Alfonso Ussía
Juego
No soy jugador. No entiendo al ludópata. Cuando entro en un casino observo la tensión y las reacciones de los jugadores. He vivido situaciones muy tristes de amigos que lo han perdido todo en las mesas de ruleta y otras vainas. Siempre me pregunto quién paga el lujo de los casinos, sus alfombras, sus espejos, sus inmensos salones... y me respondo que todos aquellos que rodean las mesas de juego. A lo más que he jugado es al mus, y siempre con impaciencia, deseando terminar la partida. El mus sólo es aceptable cuando se juega entre amigos de verdad y el premio al triunfo se resume en una comida o unas copas. Y me concedo bastante mérito, porque la única vez en mi vida que he metido una moneda en esas máquinas diabólicas, gané un dineral. Si mal no recuerdo, cerca de las quinientas mil pesetas de la década de los setenta, en el hotel Loews de Montecarlo, y gracias al retraso de un belga con el que me había citado y que no se presentó. Le concedí un margen de tiempo de cortesía, me dieron mi pequeña fortuna y abandoné el lugar sin remordimiento alguno y los bolsillos rebosados de francos.
Respeto a los jugadores que saben medir sus pérdidas –casi siempre–, y sus ganancias. El juego tiene que resultar apasionante, siempre que el riesgo tenga una imaginaria señal de «stop» en el inmediato horizonte. En los días de regatas de traineras de San Sebastián se han jugado caseríos y prados. Y en Inglaterra, todo es susceptible de ser jugado. No revelo su identidad porque a nadie le interesa. No se trata de un personaje relevante, y aunque lo fuera lo mantendría en secreto. Perdió el pasado año, el de 2015, más de nueve mil euros sentado una tarde en la terraza de un bar de la calle Eduardo Dato. Apostaba a que el primer taxi que pasara libraba en días pares o impares. Al final de la jornada, ya noche, sus pérdidas alcanzaron esa cifra. El ganador no tuvo misericordia y exigió el pago. Y el perdedor, que era y es un señor, si bien atribulado por el juego, pagó.

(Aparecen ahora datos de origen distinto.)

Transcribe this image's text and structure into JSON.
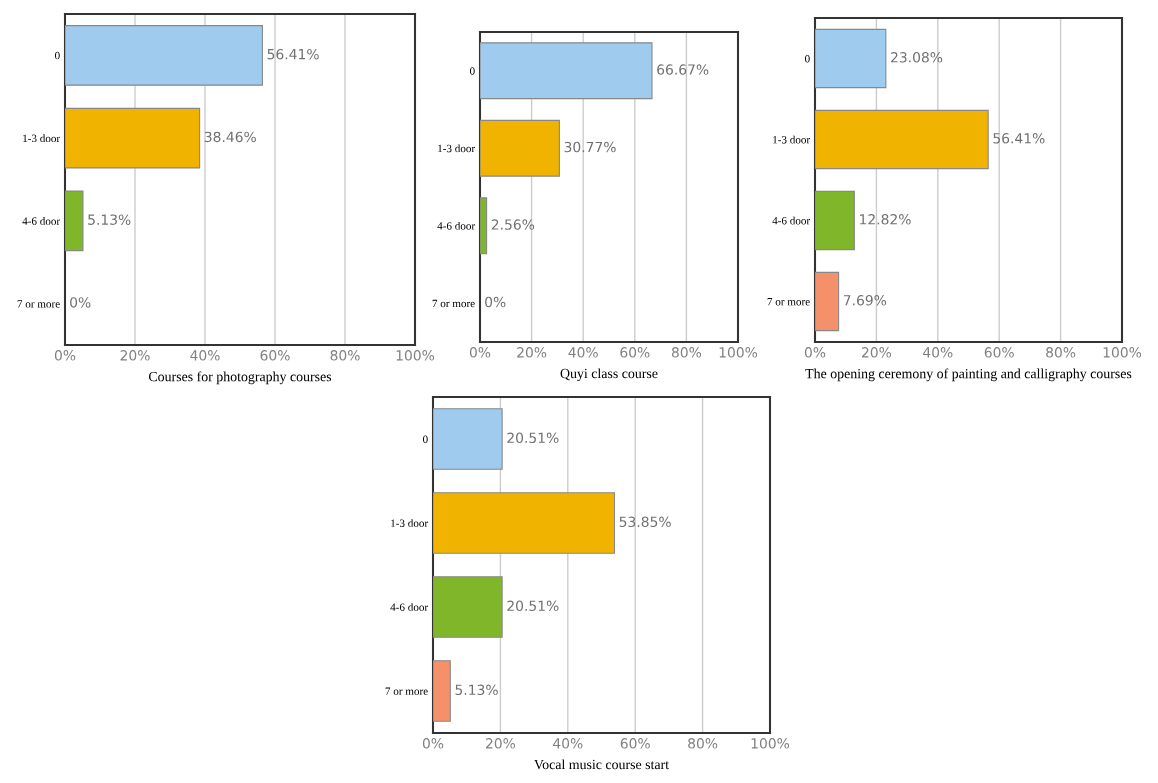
{
  "chart_data": [
    {
      "type": "bar",
      "orientation": "horizontal",
      "title": "Courses for photography courses",
      "categories": [
        "0",
        "1-3 door",
        "4-6 door",
        "7 or more"
      ],
      "values": [
        56.41,
        38.46,
        5.13,
        0
      ],
      "value_labels": [
        "56.41%",
        "38.46%",
        "5.13%",
        "0%"
      ],
      "colors": [
        "#9fcbef",
        "#f0b400",
        "#7fb62a",
        "#f4916a"
      ],
      "xlim": [
        0,
        100
      ],
      "xticks": [
        {
          "value": 0,
          "label": "0%"
        },
        {
          "value": 20,
          "label": "20%"
        },
        {
          "value": 40,
          "label": "40%"
        },
        {
          "value": 60,
          "label": "60%"
        },
        {
          "value": 80,
          "label": "80%"
        },
        {
          "value": 100,
          "label": "100%"
        }
      ],
      "grid": "x"
    },
    {
      "type": "bar",
      "orientation": "horizontal",
      "title": "Quyi class course",
      "categories": [
        "0",
        "1-3 door",
        "4-6 door",
        "7 or more"
      ],
      "values": [
        66.67,
        30.77,
        2.56,
        0
      ],
      "value_labels": [
        "66.67%",
        "30.77%",
        "2.56%",
        "0%"
      ],
      "colors": [
        "#9fcbef",
        "#f0b400",
        "#7fb62a",
        "#f4916a"
      ],
      "xlim": [
        0,
        100
      ],
      "xticks": [
        {
          "value": 0,
          "label": "0%"
        },
        {
          "value": 20,
          "label": "20%"
        },
        {
          "value": 40,
          "label": "40%"
        },
        {
          "value": 60,
          "label": "60%"
        },
        {
          "value": 80,
          "label": "80%"
        },
        {
          "value": 100,
          "label": "100%"
        }
      ],
      "grid": "x"
    },
    {
      "type": "bar",
      "orientation": "horizontal",
      "title": "The opening ceremony of painting and calligraphy courses",
      "categories": [
        "0",
        "1-3 door",
        "4-6 door",
        "7 or more"
      ],
      "values": [
        23.08,
        56.41,
        12.82,
        7.69
      ],
      "value_labels": [
        "23.08%",
        "56.41%",
        "12.82%",
        "7.69%"
      ],
      "colors": [
        "#9fcbef",
        "#f0b400",
        "#7fb62a",
        "#f4916a"
      ],
      "xlim": [
        0,
        100
      ],
      "xticks": [
        {
          "value": 0,
          "label": "0%"
        },
        {
          "value": 20,
          "label": "20%"
        },
        {
          "value": 40,
          "label": "40%"
        },
        {
          "value": 60,
          "label": "60%"
        },
        {
          "value": 80,
          "label": "80%"
        },
        {
          "value": 100,
          "label": "100%"
        }
      ],
      "grid": "x"
    },
    {
      "type": "bar",
      "orientation": "horizontal",
      "title": "Vocal music course start",
      "categories": [
        "0",
        "1-3 door",
        "4-6 door",
        "7 or more"
      ],
      "values": [
        20.51,
        53.85,
        20.51,
        5.13
      ],
      "value_labels": [
        "20.51%",
        "53.85%",
        "20.51%",
        "5.13%"
      ],
      "colors": [
        "#9fcbef",
        "#f0b400",
        "#7fb62a",
        "#f4916a"
      ],
      "xlim": [
        0,
        100
      ],
      "xticks": [
        {
          "value": 0,
          "label": "0%"
        },
        {
          "value": 20,
          "label": "20%"
        },
        {
          "value": 40,
          "label": "40%"
        },
        {
          "value": 60,
          "label": "60%"
        },
        {
          "value": 80,
          "label": "80%"
        },
        {
          "value": 100,
          "label": "100%"
        }
      ],
      "grid": "x"
    }
  ]
}
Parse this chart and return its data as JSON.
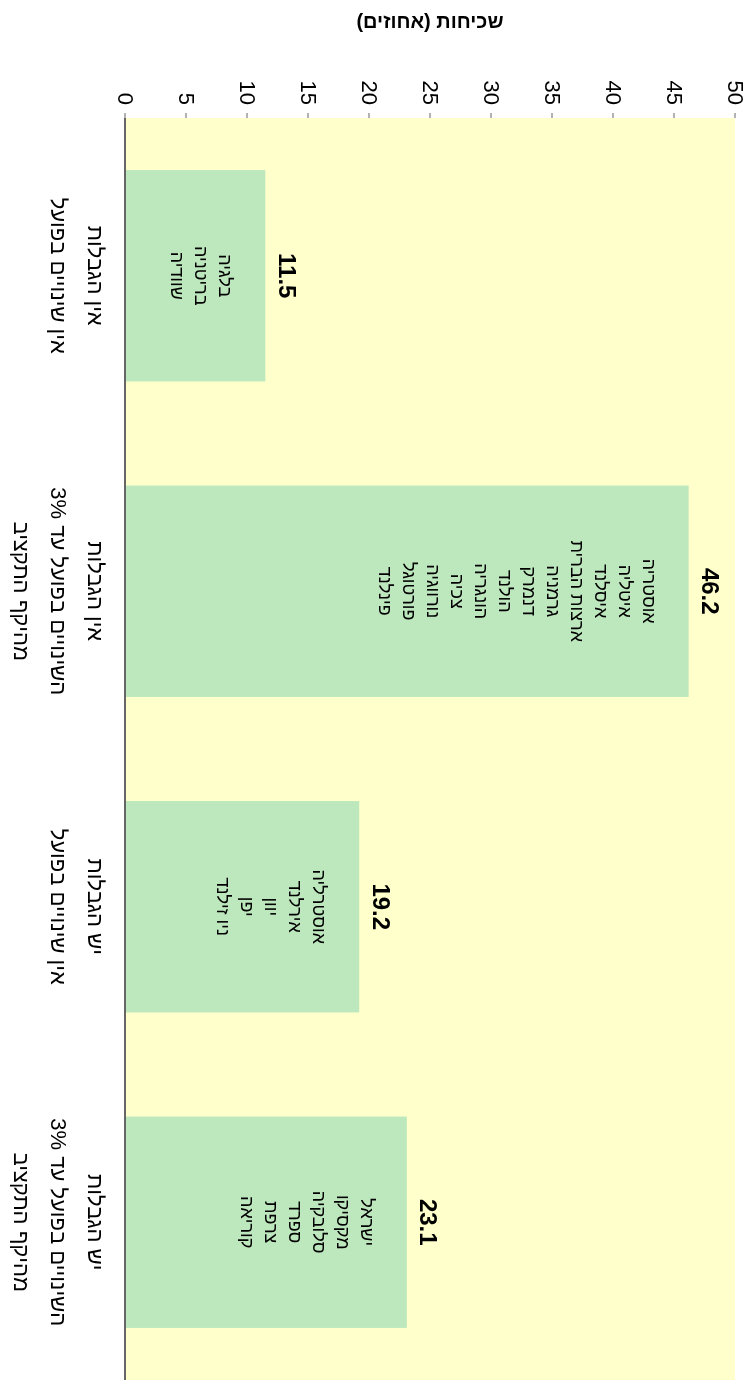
{
  "chart_data": {
    "type": "bar",
    "orientation": "horizontal",
    "xlabel": "שכיחות (אחוזים)",
    "categories": [
      "אין הגבלות\nאין שינויים בפועל",
      "אין הגבלות\nהשינויים בפועל עד 3%\nמהיקף התקציב",
      "יש הגבלות\nאין שינויים בפועל",
      "יש הגבלות\nהשינויים בפועל עד 3%\nמהיקף התקציב"
    ],
    "values": [
      11.5,
      46.2,
      19.2,
      23.1
    ],
    "color": "#bde8bd",
    "data_labels": true,
    "xlim": [
      0,
      50
    ],
    "xticks": [
      0,
      5,
      10,
      15,
      20,
      25,
      30,
      35,
      40,
      45,
      50
    ],
    "grid": false,
    "annotations": [
      "בלגיה\nבריטניה\nשוודיה",
      "אוסטריה\nאיטליה\nאיסלנד\nארצות הברית\nגרמניה\nדנמרק\nהולנד\nהונגריה\nצכיה\nנורווגיה\nפורטוגל\nפינלנד",
      "אוסטרליה\nאירלנד\nיוון\nיפן\nניו זילנד",
      "ישראל\nמקסיקו\nסלובקיה\nספרד\nצרפת\nקוריאה"
    ]
  }
}
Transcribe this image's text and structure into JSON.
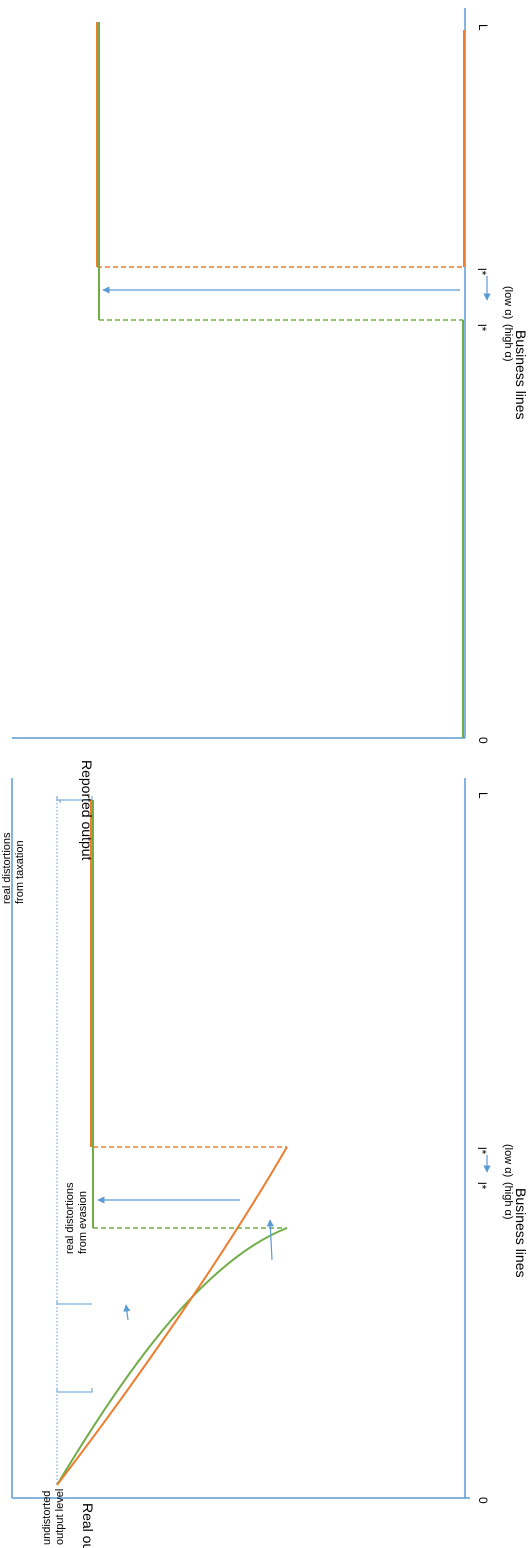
{
  "colors": {
    "axis": "#5B9BD5",
    "orange": "#ED7D31",
    "green": "#70AD47",
    "arrow": "#5B9BD5"
  },
  "top_panel": {
    "y_axis_label": "Real output",
    "origin_label": "0",
    "end_label": "L",
    "lstar_left": "l*",
    "lstar_right": "l*",
    "high_alpha": "(high α)",
    "low_alpha": "(low α)",
    "x_axis_label": "Business lines",
    "undistorted_line1": "undistorted",
    "undistorted_line2": "output level",
    "evasion_line1": "real distortions",
    "evasion_line2": "from evasion",
    "taxation_line1": "real distortions",
    "taxation_line2": "from taxation"
  },
  "bottom_panel": {
    "y_axis_label": "Reported output",
    "origin_label": "0",
    "end_label": "L",
    "lstar_left": "l*",
    "lstar_right": "l*",
    "high_alpha": "(high α)",
    "low_alpha": "(low α)",
    "x_axis_label": "Business lines"
  }
}
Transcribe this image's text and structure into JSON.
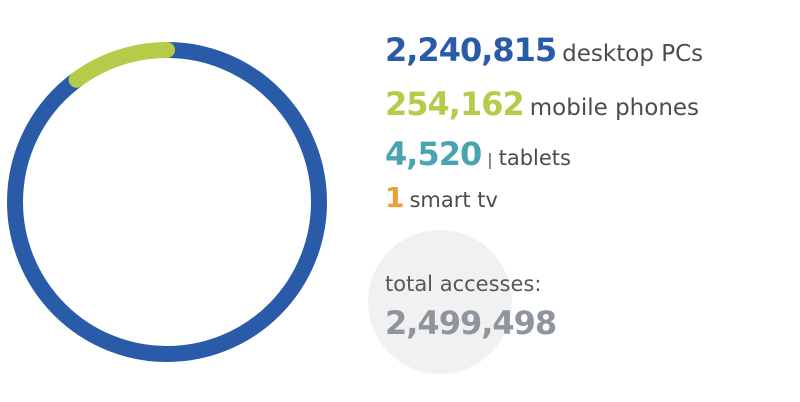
{
  "chart_data": {
    "type": "pie",
    "style": "donut",
    "categories": [
      "desktop PCs",
      "mobile phones",
      "tablets",
      "smart tv"
    ],
    "values": [
      2240815,
      254162,
      4520,
      1
    ],
    "display_values": [
      "2,240,815",
      "254,162",
      "4,520",
      "1"
    ],
    "colors": [
      "#2a5ba8",
      "#b5cc4a",
      "#4aa3b0",
      "#eba03a"
    ],
    "separators": [
      "",
      "",
      "|",
      ""
    ],
    "legend_placement": "right",
    "total_label": "total accesses:",
    "total_value": "2,499,498"
  },
  "colors": {
    "total_value": "#8e959c",
    "total_circle": "#f1f1f1",
    "label_text": "#4a4c50"
  }
}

«Para no perder en el juego, el jugador no cesa de perder», según el actor Robert Mitchum. Aparte de los jugadores, los más honestos en el mundo del juego son los casinos, negocios legales y sistemáticamente controlados. El entorno es lo peligroso. Los prestamistas, los matones que los prestamistas envían contra los malos pagadores, los tramposos y los fulleros. El póker es el escenario de la ruina por excelencia. Ahora, el juego se ha sobredimensionado y está oscureciendo la presumible limpieza del deporte. El fútbol primero, y después el tenis. La BBC presume de tener la relación de grandes jugadores de tenis que se han enriquecido con el juego. Se anuncia un grupo de ocho tenistas, argentinos y españoles, que forman parte de los tramposos. Sucedió en Somontes, en el Tiro de Pichón, allá por el decenio de los cincuenta. Nadie tiraba como el conde de Teba. Como era habitual, llegó a la tirada final contra un joven que prometía. Antes de iniciarse, un amigo de Teba le hizo una oferta.
–Si fallas, repartimos. He apostado a favor de tu contrincante–. El conde de Teba, que era un deportista ejemplar fue convincente en su respuesta. –Si te veo una vez más por aquí, el tiro te lo llevas tú–.
El juego de casino es peligroso por el azar. El juego que sustenta sus ganancias en el deshonor de un tercero y ensucia la presumible dignidad del deporte, puede terminar con la ilusión y la afición de centenares de millones de personas. El que pierde su dinero en el póker o la ruleta, es el único responsable de su desgracia. El que prostituye un enfrentamiento deportivo de acuerdo con los protagonistas, está hiriendo la emoción y el orgullo de todos los que confían en la honestidad del deporte. La BBC está obligada a hacer pública la relación que dice tener de los tenistas tramposos. Más aún, cuando Wimbledon es el último reducto que obliga a los tenistas a vestir de blanco.